The classifiers are numbered as follows: (1) random forest, achieving an AUC-ROC of 0.83 (95% CI: 0.77-0.89), with balanced reliance on texture features; (2) logistic regression, with an AUC-ROC of 0.79 (95% CI: 0.73-0.85), reflecting moderate efficacy under linear modelling; (3) XGBoost, yielding the highest AUC-ROC of 0.87 (95% CI: 0.82-0.92), driven by strong FLAIR-derived feature contributions (35.4% of selected features); (4) KNN, with an AUC-ROC of 0.76 (95% CI: 0.70-0.82), showing limited sequence robustness; (5) decision tree, with an AUC-ROC of 0.75 (95% CI: 0.69-0.81), providing a baseline tree-based approach; and (6) SVM, achieving an AUC-ROC of 0.84 (95% CI: 0.78-0.90).
Conclusions
While preliminary, these findings suggest the potential for clinical translation of a multi-sequence MRI-based radiomic approach combined with machine learning for classifying MS lesion activity.
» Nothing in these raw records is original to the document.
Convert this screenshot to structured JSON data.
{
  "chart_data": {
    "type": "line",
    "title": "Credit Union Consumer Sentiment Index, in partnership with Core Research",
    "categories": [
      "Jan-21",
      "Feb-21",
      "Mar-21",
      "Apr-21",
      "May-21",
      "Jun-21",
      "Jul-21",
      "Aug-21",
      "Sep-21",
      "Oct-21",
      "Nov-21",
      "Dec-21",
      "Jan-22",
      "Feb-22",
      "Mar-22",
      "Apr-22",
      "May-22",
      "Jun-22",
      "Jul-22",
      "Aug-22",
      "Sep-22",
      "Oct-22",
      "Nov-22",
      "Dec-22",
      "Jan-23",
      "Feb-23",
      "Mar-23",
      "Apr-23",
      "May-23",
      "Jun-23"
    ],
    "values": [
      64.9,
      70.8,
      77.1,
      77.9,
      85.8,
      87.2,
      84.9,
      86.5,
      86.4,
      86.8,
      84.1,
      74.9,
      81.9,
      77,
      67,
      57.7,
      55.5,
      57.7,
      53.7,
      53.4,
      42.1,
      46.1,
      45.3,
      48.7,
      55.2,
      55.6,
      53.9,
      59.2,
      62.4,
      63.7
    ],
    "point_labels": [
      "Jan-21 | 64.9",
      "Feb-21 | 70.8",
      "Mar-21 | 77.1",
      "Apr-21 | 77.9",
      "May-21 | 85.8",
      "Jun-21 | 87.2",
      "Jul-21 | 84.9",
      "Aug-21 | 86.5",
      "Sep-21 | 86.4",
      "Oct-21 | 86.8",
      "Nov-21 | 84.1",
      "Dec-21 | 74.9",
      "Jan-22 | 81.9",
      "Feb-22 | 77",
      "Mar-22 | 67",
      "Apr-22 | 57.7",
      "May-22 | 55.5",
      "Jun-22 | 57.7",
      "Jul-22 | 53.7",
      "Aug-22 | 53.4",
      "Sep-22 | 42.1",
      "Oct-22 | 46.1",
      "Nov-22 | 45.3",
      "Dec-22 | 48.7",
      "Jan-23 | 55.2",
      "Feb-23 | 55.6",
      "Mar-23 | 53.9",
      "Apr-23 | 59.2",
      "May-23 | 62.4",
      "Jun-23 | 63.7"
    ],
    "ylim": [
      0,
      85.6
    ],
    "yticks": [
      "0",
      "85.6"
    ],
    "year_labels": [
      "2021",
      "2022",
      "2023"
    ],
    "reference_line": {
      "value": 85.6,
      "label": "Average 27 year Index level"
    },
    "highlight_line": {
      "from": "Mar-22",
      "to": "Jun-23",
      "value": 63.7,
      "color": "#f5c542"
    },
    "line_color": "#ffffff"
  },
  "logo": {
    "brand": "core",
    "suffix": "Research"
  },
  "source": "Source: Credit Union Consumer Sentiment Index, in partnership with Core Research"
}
The XGBoost model achieved robust performance (AUC-ROC: 0.87, 95% CI: 0.82-0.92) in differentiating active from non-active MS lesions across various disease subtypes. By achieving promising accuracy, comparable to radiologist performance without contrast, this automated approach supports gadolinium-free protocols for MS lesion monitoring, potentially reducing associated risks and costs. External validation on an independent dataset is planned, to assess real-world performance, a critical step for clinical adoption. Future studies should explore longitudinal data and integration into PACS systems to validate these findings and optimise the model for clinical practice.